Айрис приблизилась к комнате, которая при ней использовалась как детская. Чем ближе, тем сильнее замирало сердце, тем откровеннее хватал за горло страх. А вдруг что-то случилось с Микаэлом? Она не переживет этого, точно не переживет… Или спалит весь город к ларху. Айрис чувствовала себя в силах сделать и это.
Она остановилась перед закрытыми дверями, положила на них ладони, прислонилась лбом.
Ну, что же ты медлишь? Открывай. Не думай о дурном, с твоим мальчиком все в порядке…
И, вдохнув поглубже, так, словно ныряла в воду, Айрис толкнула тяжелые, отполированные временем и сотнями рук створки.
Она замерла на пороге, забыв, как дышать. Колени дрожали и предательски подгибались, на губах застыл стон.
Маленькая спальня была освещена рассветным солнцем, пробивавшимся сквозь круглые мутноватые стекла, которыми было забрано высокое окно. Ничего здесь не изменилось за время ее отсутствия: все та же кровать наследника, рядом — скромная кушетка кормилицы. Деревянная лошадка в углу, тряпичный мяч закатился в угол.
Айрис, позабыв обо всем, рванулась к кровати. Ее трясло как в ознобе, зубы клацали. Там, свернувшись в гнезде из пуховых одеял, в длинной сорочке и кружевном чепце, мирно спал Микаэл, посапывая и причмокивая. Живой. Напряжение схлынуло, Айрис вытерла набежавшие слезы. Присела на край кровати и, выудив Мику из одеял, взяла его на руки, теплого, розового, сонного. Вдохнула такой родной молочный запах. Мимоходом подумала, что за время ее отсутствия сыночек потяжелел. Мика завозился в ее руках, недовольно захныкал. Айрис только сильнее прижимала его к груди. Ей хотелось плакать, зарыться носом в мятую сорочку, исцеловать этого пухлого бутуза и никогда, никогда не выпускать из рук.

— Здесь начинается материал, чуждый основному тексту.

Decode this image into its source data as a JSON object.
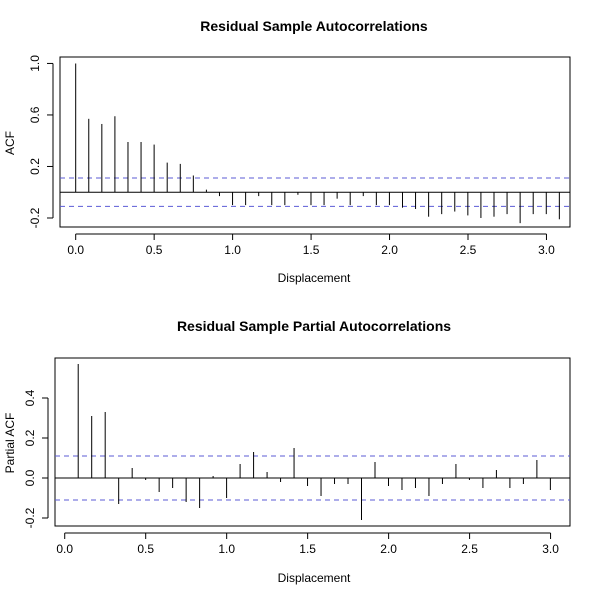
{
  "chart_data": [
    {
      "type": "bar",
      "title": "Residual Sample Autocorrelations",
      "xlabel": "Displacement",
      "ylabel": "ACF",
      "xlim": [
        -0.1,
        3.15
      ],
      "ylim": [
        -0.27,
        1.05
      ],
      "xticks": [
        0.0,
        0.5,
        1.0,
        1.5,
        2.0,
        2.5,
        3.0
      ],
      "xtick_labels": [
        "0.0",
        "0.5",
        "1.0",
        "1.5",
        "2.0",
        "2.5",
        "3.0"
      ],
      "yticks": [
        -0.2,
        0.2,
        0.6,
        1.0
      ],
      "ytick_labels": [
        "-0.2",
        "0.2",
        "0.6",
        "1.0"
      ],
      "confidence_band": 0.11,
      "confidence_color": "#5b5bd6",
      "grid": false,
      "lag_step": 0.0833,
      "values": [
        1.0,
        0.57,
        0.53,
        0.59,
        0.39,
        0.39,
        0.37,
        0.23,
        0.22,
        0.13,
        0.02,
        -0.03,
        -0.1,
        -0.1,
        -0.03,
        -0.1,
        -0.1,
        -0.02,
        -0.1,
        -0.1,
        -0.05,
        -0.1,
        -0.03,
        -0.1,
        -0.1,
        -0.12,
        -0.13,
        -0.19,
        -0.17,
        -0.15,
        -0.18,
        -0.2,
        -0.19,
        -0.17,
        -0.24,
        -0.17,
        -0.17,
        -0.21
      ]
    },
    {
      "type": "bar",
      "title": "Residual Sample Partial Autocorrelations",
      "xlabel": "Displacement",
      "ylabel": "Partial ACF",
      "xlim": [
        -0.06,
        3.12
      ],
      "ylim": [
        -0.24,
        0.6
      ],
      "xticks": [
        0.0,
        0.5,
        1.0,
        1.5,
        2.0,
        2.5,
        3.0
      ],
      "xtick_labels": [
        "0.0",
        "0.5",
        "1.0",
        "1.5",
        "2.0",
        "2.5",
        "3.0"
      ],
      "yticks": [
        -0.2,
        0.0,
        0.2,
        0.4
      ],
      "ytick_labels": [
        "-0.2",
        "0.0",
        "0.2",
        "0.4"
      ],
      "confidence_band": 0.11,
      "confidence_color": "#5b5bd6",
      "grid": false,
      "lag_step": 0.0833,
      "lag_start_index": 1,
      "values": [
        0.57,
        0.31,
        0.33,
        -0.13,
        0.05,
        -0.01,
        -0.07,
        -0.05,
        -0.12,
        -0.15,
        0.01,
        -0.1,
        0.07,
        0.13,
        0.03,
        -0.02,
        0.15,
        -0.04,
        -0.09,
        -0.03,
        -0.03,
        -0.21,
        0.08,
        -0.04,
        -0.06,
        -0.05,
        -0.09,
        -0.03,
        0.07,
        -0.01,
        -0.05,
        0.04,
        -0.05,
        -0.03,
        0.09,
        -0.06
      ]
    }
  ]
}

И в этот момент Маараш, шумно сопящая на кушетке, проснулась и резко села.
Ее взгляд, еще мутный ото сна, остановился на Айрис. Рот приоткрылся. Айрис только сильнее прижала к себе Мику.
Маараш была дородной женщиной весьма внушительного роста и солидных форм. Наверное, именно на эти пышные достоинства и повелся в свое время Рато Ревельшон, чем, к слову, Маараш никогда не кичилась. А теперь сидела и растерянно смотрела на Айрис. Молча. А правый глаз не открывался, украшенный фиолетовым синяком.